Myeloid Biology:
Is There a Fork in the Road?

Why is it important if hematopoietic cells differentiate strictly along one lineage pathway, the way we have grown accustomed to seeing illustrated in the familiar stem cell differentiation charts, or retain the ability to make sharp turns and go down a totally different pathway? Is a sharp turn into the lymphoid or myeloid differentiation pathways really what happens to bipotent cells, or are these cells poised to differentiate one way versus another based on important fate-determining decisions that take place prior to any final commitment?

Today at 10:15 a.m. and 4:15 p.m., the Scientific Committee on Myeloid Biology session chaired by Dr. Mary C. Dinauer (Indiana University) will discuss Fate Determinants in Myeloid Development, a topic that will include the role of lineage-restricted transcription factors in the specification of differentiation and undoubtedly shed light on how progenitor cells commit to differentiation.

The panel of scientists assembled to take on this topic will give us answers from their experiences with normal mammalian progenitors (Dr. Thomas Graf from the Albert Einstein College of Medicine), with the Drosophila hematopoietic system (Dr. Utpal Banerjee from the University of California-Los Angeles), and with hematologic malignancies, especially acute myeloid leukemias (Dr. Michael Cleary, Stanford University).

Dr. Graf will begin by describing the effect of enforced transcription factor expression in committed B and T cell precursors from bone marrow and thymus. Viral-mediated expression of the C/EBP transcription factors, known to regulate the expression of myelomonocytic genes, induced a rapid reprogramming of lymphoid precursors into macrophage-like cells. Expression of the C/EBP factors alone was sufficient to downregulate lymphoid markers, whereas the upregulation of myelomonocytic gene expression required the co-expression of endogenous PU.1, another myeloid transcription factor. Therefore, it is possible that stochastic events establish the dominance of C/EBP bipotent lymphoid/myeloid progenitors to commit to the macrophage differentiation pathway, while in the absence of C/EBP expression, the same progenitor takes a lymphoid differentiation pathway.
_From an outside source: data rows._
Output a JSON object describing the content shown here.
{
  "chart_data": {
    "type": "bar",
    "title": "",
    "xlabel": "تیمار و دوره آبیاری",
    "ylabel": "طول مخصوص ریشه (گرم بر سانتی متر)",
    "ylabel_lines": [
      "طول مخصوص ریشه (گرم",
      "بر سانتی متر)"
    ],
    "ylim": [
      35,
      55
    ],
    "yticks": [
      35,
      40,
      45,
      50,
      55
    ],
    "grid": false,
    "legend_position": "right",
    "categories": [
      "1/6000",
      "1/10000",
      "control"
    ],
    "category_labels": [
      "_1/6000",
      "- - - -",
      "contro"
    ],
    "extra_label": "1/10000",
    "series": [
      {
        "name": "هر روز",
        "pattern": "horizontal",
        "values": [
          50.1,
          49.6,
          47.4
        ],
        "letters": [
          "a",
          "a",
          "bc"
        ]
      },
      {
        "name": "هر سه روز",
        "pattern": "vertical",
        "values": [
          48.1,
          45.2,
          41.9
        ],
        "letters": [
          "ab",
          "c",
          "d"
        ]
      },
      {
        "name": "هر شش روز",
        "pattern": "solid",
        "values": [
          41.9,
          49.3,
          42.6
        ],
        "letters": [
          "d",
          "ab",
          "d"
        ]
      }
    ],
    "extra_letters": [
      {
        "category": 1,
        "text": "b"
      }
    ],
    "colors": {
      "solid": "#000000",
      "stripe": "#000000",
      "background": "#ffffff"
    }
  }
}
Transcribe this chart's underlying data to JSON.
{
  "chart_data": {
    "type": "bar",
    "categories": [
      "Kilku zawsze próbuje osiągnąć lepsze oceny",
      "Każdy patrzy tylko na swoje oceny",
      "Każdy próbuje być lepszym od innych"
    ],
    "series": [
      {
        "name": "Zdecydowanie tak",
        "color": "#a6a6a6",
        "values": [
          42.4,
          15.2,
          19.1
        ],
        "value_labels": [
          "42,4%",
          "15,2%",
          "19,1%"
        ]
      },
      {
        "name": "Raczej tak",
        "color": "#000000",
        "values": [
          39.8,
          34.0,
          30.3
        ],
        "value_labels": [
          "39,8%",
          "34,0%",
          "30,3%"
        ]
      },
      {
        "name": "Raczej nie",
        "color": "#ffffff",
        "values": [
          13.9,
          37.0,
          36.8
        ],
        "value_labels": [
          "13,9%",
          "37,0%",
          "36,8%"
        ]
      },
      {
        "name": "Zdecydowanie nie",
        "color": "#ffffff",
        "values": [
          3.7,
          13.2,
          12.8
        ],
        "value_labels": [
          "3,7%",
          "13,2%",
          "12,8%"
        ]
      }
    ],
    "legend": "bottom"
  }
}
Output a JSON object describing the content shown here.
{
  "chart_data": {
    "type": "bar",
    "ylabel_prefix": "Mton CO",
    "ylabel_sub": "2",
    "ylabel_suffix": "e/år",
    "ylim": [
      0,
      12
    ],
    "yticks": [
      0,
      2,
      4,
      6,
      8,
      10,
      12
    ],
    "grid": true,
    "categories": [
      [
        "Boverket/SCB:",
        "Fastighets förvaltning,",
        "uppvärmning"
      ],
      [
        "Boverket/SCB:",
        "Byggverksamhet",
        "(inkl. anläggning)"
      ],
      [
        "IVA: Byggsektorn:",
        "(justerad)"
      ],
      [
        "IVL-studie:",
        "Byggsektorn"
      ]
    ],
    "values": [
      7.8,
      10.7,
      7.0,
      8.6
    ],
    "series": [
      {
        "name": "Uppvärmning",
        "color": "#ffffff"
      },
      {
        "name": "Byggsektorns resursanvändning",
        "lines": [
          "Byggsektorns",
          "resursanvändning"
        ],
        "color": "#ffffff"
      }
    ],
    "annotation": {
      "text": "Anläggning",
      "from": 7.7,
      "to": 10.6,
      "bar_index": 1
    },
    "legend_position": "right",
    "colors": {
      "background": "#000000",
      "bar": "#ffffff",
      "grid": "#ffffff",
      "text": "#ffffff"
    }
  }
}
Dr. Banerjee will describe the Drosophila transcriptional hierarchy that is required for blood cell formation in order to draw parallels, at the molecular level, between the development of the Drosophila cardiogenic mesoderm and the mammalian Aorta-Gonadal-mesonephros mesoderm. Early commitment decisions in the Drosophila hemangioblast will be presented in clonal studies whereby one daughter cell of the hemangioblast can differentiate into blood while the other differentiates into heart/aorta. The discussion will then move to how alterations in transcription factors impact the behavior of myeloid progenitors in acute myeloid leukemia. Dr. Cleary will explain how a key pathological feature of AML is the shift in the balance between differentiation and self-renewal of hematopoietic stem cells. Transcription factors important in the regulatory mechanisms of normal stem cells become the targets of mutations in AML. The Hox proteins are an important group of gene regulators which have been shown to play fundamental roles in stem cell proliferation, differentiation, and self-renewal. The proto-oncoprotein, mixed lineage leukemia (MLL) is itself a Hox gene regulator, suggesting that AML may arise from mutations to the Hox genes or their upstream regulators. MLL is considered to be an epigenetic regulator, and this function is corrupted in AML by mutations in MLL that lead to persistent Hox gene expression and a breakdown in the regulation of differentiation versus self-renewal. The impact of these studies on the development of therapeutic strategies targeting the MLL-Hox axis will be presented.